Raytheon Co.’s lease for 440,000 square feet of space at 225 and 235 Presidential Way near the intersection of Interstate 93 and Route 128 in Woburn topped the list of the largest transactions in a deal credited with decreasing office vacancy from 35 percent to 31 percent in the suburban area.
“The [Route] 128 and [Interstate] 495 markets have been struggling with increases in vacancies all year,” said John Lavender, director of research for Richards Barry Joyce & Partners. “The fourth quarter experienced a turnaround with some big leases. We did see some softening with the vacancy rate at 27 percent but positive absorption of 80,000 square feet was something that’s extremely encouraging.”
The I-495 office market remained stable in 2003 with vacancy rates at around 25 percent. For the fourth quarter the overall vacancy decreased slightly to 24.95 percent, according to Richards Barry Joyce & Partners. The I-495 North market made positive gains during the fourth quarter while the I-495 South market stabilized with the overall vacancy rate standing at 15.88 percent, a slight increase from 15.26 percent in the second quarter of 2003.
‘Buyer’s Market’
In his annual year-end “Bings and Bongs,” Chairman George J. Fantini Jr. of the Boston office of Fantini & Gorga/iCap Realty Advisors offered some advice for holiday season based on trends that developed in 2003. A bong? Developers carrying high-priced suburban office land. “Avoid these office parties this holiday season. In this slumped suburban office market, they’ll be serving bread and water at their parties,” he wrote.
Due to high vacancy rates, it will likely be a long time before anyone develops a new building in the suburbs, Fantini said.
“The office market in the suburbs is in pretty disastrous shape,” he said. “Certainly people are hoping that it’s bottomed out but the jury is not in yet. The impact will be pretty nasty on owners … Anyone who went off to develop land there is stuck with it.”
The suburbs also were home to a new phenomenon in 2003 – a tremendous range of asking rents for buildings that contain similar amenities and are often in the same neighborhood. Fantini said that a first-class space in Waltham may be marketed at $12 per square foot while another, right across the street or around the block, similar space is priced at $24 per square foot or more.
While it’s been a grim year for the overall Greater Boston commercial real estate market, some forecasters project that most of the markets at least bottomed out and in many cases exhibited signs of recovery by year-end. That was not the case in Cambridge, which the Boston office of CRESA Partners says has yet to hit rock bottom.

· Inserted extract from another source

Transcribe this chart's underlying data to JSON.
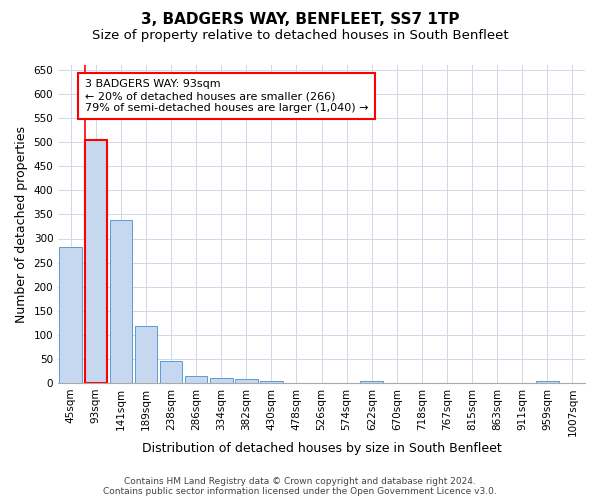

There are isolated examples of increased activity, said CRESA Partners principal Christopher Crooks, such as the Chickering Group’s recent lease of 55,000 square feet at One Charles Park. However, most office transactions are in the 5,000- to 10,000-square-foot range, and many are lease renewals and restructures rather than tenants new to the market.
A few larger deals materialized in the biotech market in the 40,000- to 50,000-square-foot range. Rent for lab space, a Cambridge mainstay, is averaging in the low $40 range, while lab vacancy is tracking at 18 percent. While most start-up companies tend to flock to Cambridge to be near the Massachusetts Institute of Technology, the city’s medical and research centers and universities, other well-established firms are gravitating to Route 128, according to Crooks.
“For life science companies in the market with [space] requirements this year, it appeared that for every transaction they signed in Cambridge, they signed another in Watertown or along Route 128.”
CRESA Partners reports that 2.8 million square feet of direct office and lab space is available in the Cambridge market, with an additional 1.3 million square feet in sublease space available.
“It remains a buyer’s market, so we encourage tenants to use their leverage with landlords in renegotiating their leases,” Crooks said.